Black Panther


BLACK PANTHER is a beast! Big, bold, BEAUTIFUL, and badass. Co-writer and Director Ryan Coogler (FRUITVALE STATION, CREED) is three for three, and I have a gut feeling these numbers will always match — the man can tell a good story, an essential element for a film of this caliber. This is one of the BLACK PANTHER's strengths -- it's a compelling story of loss, suffering, and discovery (and kicking ass). The VFX folks always do a fantastic job at making Marvel movies look slick and uber-cool, but as we learned with superior letdowns like IRON MAN 2, or DC’s JUSTICE LEAGUE, a good story is a vital lifeline in making it a true success. (OK, and a good villain and a perfected Super digitally-absent mustache, too.)
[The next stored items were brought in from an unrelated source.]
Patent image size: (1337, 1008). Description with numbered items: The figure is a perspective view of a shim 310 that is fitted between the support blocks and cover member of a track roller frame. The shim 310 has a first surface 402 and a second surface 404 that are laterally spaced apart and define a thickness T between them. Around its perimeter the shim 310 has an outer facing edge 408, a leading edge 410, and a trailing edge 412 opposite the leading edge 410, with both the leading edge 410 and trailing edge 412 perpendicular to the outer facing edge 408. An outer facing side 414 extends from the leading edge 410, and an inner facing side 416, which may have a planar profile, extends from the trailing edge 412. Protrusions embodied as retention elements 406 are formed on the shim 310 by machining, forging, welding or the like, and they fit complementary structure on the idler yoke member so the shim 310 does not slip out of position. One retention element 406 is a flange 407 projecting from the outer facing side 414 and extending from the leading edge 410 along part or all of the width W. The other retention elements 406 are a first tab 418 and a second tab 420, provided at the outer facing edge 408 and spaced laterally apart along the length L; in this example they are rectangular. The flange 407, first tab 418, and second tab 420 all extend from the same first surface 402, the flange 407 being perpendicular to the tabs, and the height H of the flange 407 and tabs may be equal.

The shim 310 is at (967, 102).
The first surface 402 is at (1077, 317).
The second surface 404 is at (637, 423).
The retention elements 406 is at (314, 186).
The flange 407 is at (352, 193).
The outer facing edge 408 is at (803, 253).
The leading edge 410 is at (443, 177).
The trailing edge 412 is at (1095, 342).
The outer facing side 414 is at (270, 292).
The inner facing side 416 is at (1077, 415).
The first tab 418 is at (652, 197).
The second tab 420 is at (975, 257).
Aside from being a lot of fun and action-packed, BLACK PANTHER is culturally significant, as in it dips into fascinating Northeastern African culture, specifically the culture of the fictional Wakanda, where T'Challa/Black Panther (Chadwick Boseman -- GET ON UP, 42 ) and his people reside. Most superhero movies take (a majority) of running time on American soil. It's still stunning, but I would rather see a bunch of big fights happen on foreign land with breathtaking waterfalls and locations I’ve never seen before, than at an airport parking lot. BLACK PANTHER is in a world we've never seen before. It's beautiful. Experiencing Wakandan life stimulate the senses with its rich and delicious colors used through fashion, cultivation, and customs. We learn a lot about Wakanda, but are still left with wonder and discovery. 
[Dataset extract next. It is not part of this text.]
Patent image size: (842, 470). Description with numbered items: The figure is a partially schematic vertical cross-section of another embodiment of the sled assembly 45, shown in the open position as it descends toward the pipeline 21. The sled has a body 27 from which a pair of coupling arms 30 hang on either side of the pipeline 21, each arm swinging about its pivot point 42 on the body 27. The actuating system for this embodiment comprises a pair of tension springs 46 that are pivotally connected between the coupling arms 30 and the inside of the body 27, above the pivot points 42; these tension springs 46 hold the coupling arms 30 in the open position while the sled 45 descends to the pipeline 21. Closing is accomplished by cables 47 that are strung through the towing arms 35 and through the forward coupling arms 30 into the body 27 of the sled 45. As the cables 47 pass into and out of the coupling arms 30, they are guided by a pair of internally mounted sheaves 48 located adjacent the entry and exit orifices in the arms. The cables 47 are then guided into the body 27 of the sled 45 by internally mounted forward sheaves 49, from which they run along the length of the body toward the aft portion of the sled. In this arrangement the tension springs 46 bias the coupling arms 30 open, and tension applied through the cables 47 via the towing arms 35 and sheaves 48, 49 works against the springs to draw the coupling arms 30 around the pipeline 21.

Michael B. Jordan literally slays it as the film's antagonist, Killmonger. He can strike fear, rage, and hope one moment, and be quite vulnerable the next. Acting! I would love to see a prequel about his voyage to his introduction in BLACK PANTHER. I'm confident it's quite a gripping journey. 
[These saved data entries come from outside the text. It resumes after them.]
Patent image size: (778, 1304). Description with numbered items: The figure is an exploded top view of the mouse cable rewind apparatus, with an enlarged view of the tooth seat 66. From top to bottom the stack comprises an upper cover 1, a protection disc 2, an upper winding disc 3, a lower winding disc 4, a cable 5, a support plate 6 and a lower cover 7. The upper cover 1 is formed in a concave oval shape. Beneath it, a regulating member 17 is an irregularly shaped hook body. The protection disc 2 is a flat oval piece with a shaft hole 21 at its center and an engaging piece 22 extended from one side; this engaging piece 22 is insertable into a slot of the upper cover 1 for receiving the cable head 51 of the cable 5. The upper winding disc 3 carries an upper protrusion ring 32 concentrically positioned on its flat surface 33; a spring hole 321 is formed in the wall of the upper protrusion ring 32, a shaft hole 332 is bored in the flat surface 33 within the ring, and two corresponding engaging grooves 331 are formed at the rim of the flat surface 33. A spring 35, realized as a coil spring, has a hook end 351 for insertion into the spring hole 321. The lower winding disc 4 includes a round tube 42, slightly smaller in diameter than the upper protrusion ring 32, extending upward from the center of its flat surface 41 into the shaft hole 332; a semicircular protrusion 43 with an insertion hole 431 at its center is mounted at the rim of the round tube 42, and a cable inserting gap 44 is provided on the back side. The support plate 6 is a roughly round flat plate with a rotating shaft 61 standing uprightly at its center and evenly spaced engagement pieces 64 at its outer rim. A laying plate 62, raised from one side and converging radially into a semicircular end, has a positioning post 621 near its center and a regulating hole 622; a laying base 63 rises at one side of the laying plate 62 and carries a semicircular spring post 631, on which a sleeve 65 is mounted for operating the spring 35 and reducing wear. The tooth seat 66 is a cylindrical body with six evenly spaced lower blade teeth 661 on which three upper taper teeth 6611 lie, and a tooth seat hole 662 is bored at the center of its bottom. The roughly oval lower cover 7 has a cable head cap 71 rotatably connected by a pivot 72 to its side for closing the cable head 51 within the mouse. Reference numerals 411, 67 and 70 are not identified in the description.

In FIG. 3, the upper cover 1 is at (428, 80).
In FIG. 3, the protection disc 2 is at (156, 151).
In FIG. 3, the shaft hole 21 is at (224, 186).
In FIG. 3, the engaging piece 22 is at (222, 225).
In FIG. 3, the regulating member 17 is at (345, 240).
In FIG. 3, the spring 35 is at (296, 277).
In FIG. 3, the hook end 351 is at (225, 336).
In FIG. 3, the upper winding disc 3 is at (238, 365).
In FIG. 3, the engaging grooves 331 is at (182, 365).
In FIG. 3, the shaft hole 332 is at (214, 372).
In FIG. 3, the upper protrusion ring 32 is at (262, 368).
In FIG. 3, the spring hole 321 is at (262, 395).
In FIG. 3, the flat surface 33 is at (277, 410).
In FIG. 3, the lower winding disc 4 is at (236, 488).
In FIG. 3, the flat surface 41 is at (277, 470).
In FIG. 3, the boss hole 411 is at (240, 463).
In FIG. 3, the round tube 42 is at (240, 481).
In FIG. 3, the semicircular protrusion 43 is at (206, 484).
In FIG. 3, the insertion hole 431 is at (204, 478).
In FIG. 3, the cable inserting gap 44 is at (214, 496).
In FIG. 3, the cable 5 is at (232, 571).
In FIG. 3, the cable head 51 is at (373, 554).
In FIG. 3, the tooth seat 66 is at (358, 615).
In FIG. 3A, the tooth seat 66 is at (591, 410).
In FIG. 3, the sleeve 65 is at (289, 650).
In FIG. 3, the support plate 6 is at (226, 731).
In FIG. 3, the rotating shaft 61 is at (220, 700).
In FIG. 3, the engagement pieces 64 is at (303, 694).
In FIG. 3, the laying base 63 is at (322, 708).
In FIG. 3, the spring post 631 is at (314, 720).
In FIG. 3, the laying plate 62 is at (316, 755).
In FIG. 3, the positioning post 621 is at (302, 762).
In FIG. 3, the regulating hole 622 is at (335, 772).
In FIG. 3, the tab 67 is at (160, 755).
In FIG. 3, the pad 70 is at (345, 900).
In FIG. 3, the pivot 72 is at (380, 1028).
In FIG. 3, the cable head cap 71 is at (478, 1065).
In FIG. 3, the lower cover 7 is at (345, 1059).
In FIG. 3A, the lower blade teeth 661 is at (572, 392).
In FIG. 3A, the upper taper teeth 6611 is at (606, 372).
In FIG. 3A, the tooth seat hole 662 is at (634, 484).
Other standouts: Danai Gurira (The Walking Dead) as T'Challa's protector and patriotic soldier, General. I'm trying not to overuse this noun to describe this movie too much, but this my party and I'll cry if I want to: General is a badass. Then there's Shuri (Letitia Wright — Black Mirror), T'Challa's sister takes a cue from James Bond's Q as the creator of all of Black Panther's slack-jawing gadgets. She's funny, she's smart, and she will kick your ass if you mess with her brother. Lupita Nyong'o (12 YEARS A SLAVE) has a cool role of Nakia, someone important and faithful to T'Challa. She's beautiful, smart, and will also kick your ass if you mess with T'Challa. 

You see the trend up there? T'Challas' team is full of women who kick a lot of ass. Coogler didn't do this as a gimmick; he did this because women do kick a lot of ass. If there is a damsel in distress in this movie, it's Black Panther. These three ladies are his saviors. Perhaps this is the Justice League we need. 

The film, yes, is a part of the Marvel Cinematic Universe, but it's self-contained and, aside from a few specific jokes, you don't need to see any other Marvel film to keep up with the movie. This film is about Black Panther's beginnings and the start of a marvelous franchise.